Over time, the average age of retirement in the US has followed a U-shaped pattern over last 50 years, first dropping by about three year and then rising back close to the earlier level. For men, the OECD data shows that average age of retirement for men was 65.5 years in 1970, 63.8 years in 1980, 62.4 years in 1990, 62.5 years in 2000, 62.9 years in 2010, and then 64.9 years in 2020. For the expected time in retirement, the US follows shows a substantial rise from 1970 up through 2012, but a gradual decline since then. For men, the OECD data shows 12.8 years of expected retirement in 1970, 15.0 years in 1980, 17.0 years in 1990, 18.2 years in 2000, 19.6 years in 2010, and then–after peaking at 20.1 years of expected years of retirement in 2012–a gradual decline to 18.6 expected years of retirement in 2020.
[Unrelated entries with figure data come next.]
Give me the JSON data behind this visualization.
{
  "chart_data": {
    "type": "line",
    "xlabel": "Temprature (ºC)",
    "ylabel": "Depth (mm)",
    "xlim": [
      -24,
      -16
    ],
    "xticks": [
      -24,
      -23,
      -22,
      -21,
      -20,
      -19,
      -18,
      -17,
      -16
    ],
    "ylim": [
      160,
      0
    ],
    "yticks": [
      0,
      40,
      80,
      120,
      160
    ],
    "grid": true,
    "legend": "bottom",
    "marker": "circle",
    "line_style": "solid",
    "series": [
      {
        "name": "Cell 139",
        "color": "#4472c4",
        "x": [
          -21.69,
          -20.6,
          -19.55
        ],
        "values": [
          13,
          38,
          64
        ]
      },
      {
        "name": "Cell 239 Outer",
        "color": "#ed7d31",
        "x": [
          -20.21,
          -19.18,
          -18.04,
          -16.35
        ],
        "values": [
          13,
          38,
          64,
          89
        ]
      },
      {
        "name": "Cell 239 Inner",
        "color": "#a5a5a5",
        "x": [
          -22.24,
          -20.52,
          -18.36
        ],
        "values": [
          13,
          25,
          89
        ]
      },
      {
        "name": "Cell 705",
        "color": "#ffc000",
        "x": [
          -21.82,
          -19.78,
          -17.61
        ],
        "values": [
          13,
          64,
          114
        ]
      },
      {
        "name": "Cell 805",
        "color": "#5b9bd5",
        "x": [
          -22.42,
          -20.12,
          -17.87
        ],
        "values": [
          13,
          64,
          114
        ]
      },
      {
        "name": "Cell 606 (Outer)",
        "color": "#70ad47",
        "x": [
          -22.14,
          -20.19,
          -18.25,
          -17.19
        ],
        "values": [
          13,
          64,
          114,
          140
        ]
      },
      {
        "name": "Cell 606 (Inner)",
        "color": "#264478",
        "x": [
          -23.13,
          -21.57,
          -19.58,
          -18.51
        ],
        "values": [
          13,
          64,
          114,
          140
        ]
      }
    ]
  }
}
In a big-picture sense, this is consistent with a long-term pattern of US men over age 65 decreasing their labor force participation in the long run, but with an upward shift in labor market participation in the last 20 years or so. From the Our World in Data website:

Given that the US has a relatively late age of expected retirement and relatively short period of expected retirement, one might expect that the US Social Security system of government pensions would be in relatively good financial shape compared to some other countries, but this doesn’t seem to be correct. Consider this table from the Mercer CFA Institute Global Pension Index 2022, which ranks pension systems across 44 countries for adequacy, sustainability, and integrity. (“Integrity” refers to a combination of issues related to regulation, governance, protection, communication, and operating costs.) The US system does fairly well for adequacy, but not so well on the other measures. Of the countries listed above, Netherlands and Denmark are thought to be grade A systems. The US overall category with countries like France and Spain. Those countries rank higher than the US on “adequacy” of benefits, with their lower retirement ages and longer expected periods of retirement, but rank lower than the US on the financial “sustainability” of the benefits.

As the US deals with the financial consequences of an aging population, it seems appropriate that part of the answer will involve people working longer on average. But other parts of the answer will also involve additional financing for the system as a whole and additional support for the elderly poor.